Just a moment...
https://statmodeling.stat.columbia.edu/2025/06/06/monsters-a-fans-dilemma/
I don’t know any of the people involved, but I suspect that Skerry was not intentionally writing in jargon; it’s just hard to write clearly. Harder than many readers realize, and maybe harder than you, as a professional writer, realize. My guess is that Skerry was trying his best but he just doesn’t know any better.
I had a similar discussion with a friend on this topic a while ago, where he was accusing academics of deliberately writing obscurely, to make their work seem deeper than it really is, and I replied that we’d all like to write clearly but it’s not so easy to do so. I’ve written several books myself, but I’m a statistician, not a creative writer, and I’m always struggling to write clearly and with minimal jargon.

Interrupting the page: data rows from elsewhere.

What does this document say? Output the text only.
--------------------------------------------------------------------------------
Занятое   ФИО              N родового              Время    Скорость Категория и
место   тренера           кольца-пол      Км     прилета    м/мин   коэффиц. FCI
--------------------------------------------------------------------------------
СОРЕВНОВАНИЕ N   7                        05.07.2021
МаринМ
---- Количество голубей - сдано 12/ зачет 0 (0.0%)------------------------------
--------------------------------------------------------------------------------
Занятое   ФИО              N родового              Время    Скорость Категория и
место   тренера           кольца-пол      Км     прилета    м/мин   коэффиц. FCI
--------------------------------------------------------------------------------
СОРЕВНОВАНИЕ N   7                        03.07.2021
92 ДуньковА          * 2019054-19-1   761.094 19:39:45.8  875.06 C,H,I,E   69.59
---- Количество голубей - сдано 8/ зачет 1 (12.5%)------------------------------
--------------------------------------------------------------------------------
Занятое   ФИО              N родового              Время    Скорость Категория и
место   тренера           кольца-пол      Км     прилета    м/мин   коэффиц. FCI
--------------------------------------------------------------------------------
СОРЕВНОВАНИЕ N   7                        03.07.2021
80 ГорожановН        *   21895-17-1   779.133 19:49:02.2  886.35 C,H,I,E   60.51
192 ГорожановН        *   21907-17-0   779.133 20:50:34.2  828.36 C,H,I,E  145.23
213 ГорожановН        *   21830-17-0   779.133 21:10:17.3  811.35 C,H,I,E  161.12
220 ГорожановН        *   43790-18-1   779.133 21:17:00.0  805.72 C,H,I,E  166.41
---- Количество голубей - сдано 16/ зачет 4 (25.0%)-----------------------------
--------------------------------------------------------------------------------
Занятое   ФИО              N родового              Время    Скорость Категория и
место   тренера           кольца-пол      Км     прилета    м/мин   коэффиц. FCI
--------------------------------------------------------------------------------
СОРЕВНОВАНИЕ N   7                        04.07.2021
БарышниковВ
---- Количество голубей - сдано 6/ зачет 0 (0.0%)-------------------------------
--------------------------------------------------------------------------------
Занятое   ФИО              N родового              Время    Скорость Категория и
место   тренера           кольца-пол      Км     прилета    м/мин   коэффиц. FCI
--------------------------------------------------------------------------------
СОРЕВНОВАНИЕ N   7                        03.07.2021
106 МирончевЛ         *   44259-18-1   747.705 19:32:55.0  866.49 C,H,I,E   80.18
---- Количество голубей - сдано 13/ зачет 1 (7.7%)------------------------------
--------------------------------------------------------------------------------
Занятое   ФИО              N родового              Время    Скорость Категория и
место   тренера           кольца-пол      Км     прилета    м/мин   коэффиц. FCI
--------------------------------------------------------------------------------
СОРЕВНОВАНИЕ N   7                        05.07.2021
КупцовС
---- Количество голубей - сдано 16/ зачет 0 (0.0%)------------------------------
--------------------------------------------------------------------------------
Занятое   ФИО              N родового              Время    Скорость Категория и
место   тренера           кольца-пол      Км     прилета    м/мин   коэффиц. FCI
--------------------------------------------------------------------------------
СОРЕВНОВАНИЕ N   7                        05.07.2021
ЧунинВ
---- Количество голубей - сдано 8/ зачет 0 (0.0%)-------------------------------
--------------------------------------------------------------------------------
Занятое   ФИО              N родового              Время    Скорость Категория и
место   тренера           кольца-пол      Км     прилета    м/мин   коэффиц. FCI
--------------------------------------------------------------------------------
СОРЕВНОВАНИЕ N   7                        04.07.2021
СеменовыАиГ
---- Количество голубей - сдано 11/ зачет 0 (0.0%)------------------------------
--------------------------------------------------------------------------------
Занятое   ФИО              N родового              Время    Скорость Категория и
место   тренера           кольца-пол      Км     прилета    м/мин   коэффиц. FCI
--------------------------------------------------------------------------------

There are some fundamental difficulties here, the largest of which, I think, is that the natural way to explain a confusing point is to add more words—but if you add too many words, it’s hard to follow the underlying idea. Especially given that writing is one-dimensional; you can’t help things along with intonation, gestures, and facial expressions. There’s the smiley-face and its cousin, the gratuitous exclamation point (which happened to be remarked upon by Alan Bennett in that same issue of the LRB), but that’s slim pickings considering all the garnishes available for augmenting face-to-face spoken conversation.